In 4 Tagen entlang der traumhaften Südgrenze Österreichs von Sillian zum Plöckenpass
Mein Erlebnisbericht einer kurzfristigen Alternativbiwaktour nach angesagtem Schlechtwetter mit einigen Gewittern und Notbiwaks, unvorbereitet unterwegs mit viel zu wenig Verpflegung auf einem Traumweg mit genialen Bergpanoramen – Mein kleines Abenteuer am Karnischen Höhenweg (Weg 403 und auch Teil des Südalpen Weitwanderwegs 03 von Bad Radkersburg nach Sillian bzw. in der Verlängerung bis Bozen)
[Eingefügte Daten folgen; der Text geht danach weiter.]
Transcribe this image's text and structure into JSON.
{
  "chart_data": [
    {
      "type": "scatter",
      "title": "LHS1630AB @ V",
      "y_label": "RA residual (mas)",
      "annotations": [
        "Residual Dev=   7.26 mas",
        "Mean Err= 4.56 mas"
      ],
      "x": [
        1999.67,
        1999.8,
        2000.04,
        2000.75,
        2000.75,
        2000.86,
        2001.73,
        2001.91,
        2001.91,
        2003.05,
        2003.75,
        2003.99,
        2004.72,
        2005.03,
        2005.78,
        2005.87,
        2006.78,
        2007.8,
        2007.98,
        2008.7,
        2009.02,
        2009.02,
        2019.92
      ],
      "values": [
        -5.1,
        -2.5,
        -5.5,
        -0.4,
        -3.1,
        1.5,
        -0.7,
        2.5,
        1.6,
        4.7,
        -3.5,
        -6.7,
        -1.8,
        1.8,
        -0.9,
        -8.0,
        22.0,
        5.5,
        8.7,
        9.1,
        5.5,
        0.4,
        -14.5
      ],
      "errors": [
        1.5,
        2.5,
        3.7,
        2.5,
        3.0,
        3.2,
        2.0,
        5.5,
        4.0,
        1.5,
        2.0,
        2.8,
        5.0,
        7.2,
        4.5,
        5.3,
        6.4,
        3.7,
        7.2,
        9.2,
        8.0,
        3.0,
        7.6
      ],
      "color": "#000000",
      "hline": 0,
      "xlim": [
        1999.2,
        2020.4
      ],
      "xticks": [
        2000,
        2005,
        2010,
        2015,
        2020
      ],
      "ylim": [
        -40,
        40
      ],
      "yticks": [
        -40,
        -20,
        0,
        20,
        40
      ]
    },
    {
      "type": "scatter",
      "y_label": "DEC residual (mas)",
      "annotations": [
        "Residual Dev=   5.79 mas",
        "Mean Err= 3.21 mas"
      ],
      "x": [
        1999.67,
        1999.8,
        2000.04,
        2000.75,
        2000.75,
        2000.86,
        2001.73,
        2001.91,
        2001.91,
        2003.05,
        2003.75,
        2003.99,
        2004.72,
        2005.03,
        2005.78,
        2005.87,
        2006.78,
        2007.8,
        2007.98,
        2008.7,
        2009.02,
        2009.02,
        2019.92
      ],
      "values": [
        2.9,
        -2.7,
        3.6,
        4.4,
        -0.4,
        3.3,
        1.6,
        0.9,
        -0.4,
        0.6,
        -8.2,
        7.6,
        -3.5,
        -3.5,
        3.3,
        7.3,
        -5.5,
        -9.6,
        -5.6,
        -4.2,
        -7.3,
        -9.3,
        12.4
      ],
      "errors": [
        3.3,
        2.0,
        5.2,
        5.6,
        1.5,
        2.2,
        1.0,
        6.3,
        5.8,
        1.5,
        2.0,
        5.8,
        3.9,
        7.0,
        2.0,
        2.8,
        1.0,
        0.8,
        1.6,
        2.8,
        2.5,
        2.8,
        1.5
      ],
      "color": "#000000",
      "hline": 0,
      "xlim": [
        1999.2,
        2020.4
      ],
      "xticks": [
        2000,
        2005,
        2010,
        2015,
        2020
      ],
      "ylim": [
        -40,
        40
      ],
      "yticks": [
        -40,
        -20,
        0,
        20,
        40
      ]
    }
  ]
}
Dies war damals meine erste allein gegangene und für längere Zeit auch meine schönste Mehrtagesbergtour. Auch heute noch, ein gutes Jahrzehnt später, zählt diese Tour noch immer zu meinen erlebnisreichsten und schönsten Bergtouren, an die ich mich gerne zurück erinnere! Damals war ich noch sehr unerfahren und so artete die Tour in ein kleines Abenteuer aus. Dies war eine kurzfristige Alternativtour wegen Schlechtwetter und somit war am Vorabend keine Zeit mehr, die Tour einigermaßen zu planen und ich startete auch alleine los.
Weitwanderwege haben den großen Vorteil, dass man nur einen per Öffis halbwegs erreichbaren Einstiegspunkt finden muss und sich danach meistens nicht mehr um viel kümmern braucht. Die Wanderwege sind meist gut beschildert und spätestens nach einer Tagesetappe kommt auch wieder eine Hütte und die Landschaft ist meist wunderschön. Das waren ideale Voraussetzungen, auch ohne Planung die Tour zu gehen. Zur Orientierung hatte ich nur am Smartphone eine halbwegs brauchbare Karte ohne GPS Track, das war die komplette Vorbereitung für die Tour. Ich wusste also nicht, was mich erwartet, war allerdings von den vorab gesehenen Bildern dieses Weges begeistert!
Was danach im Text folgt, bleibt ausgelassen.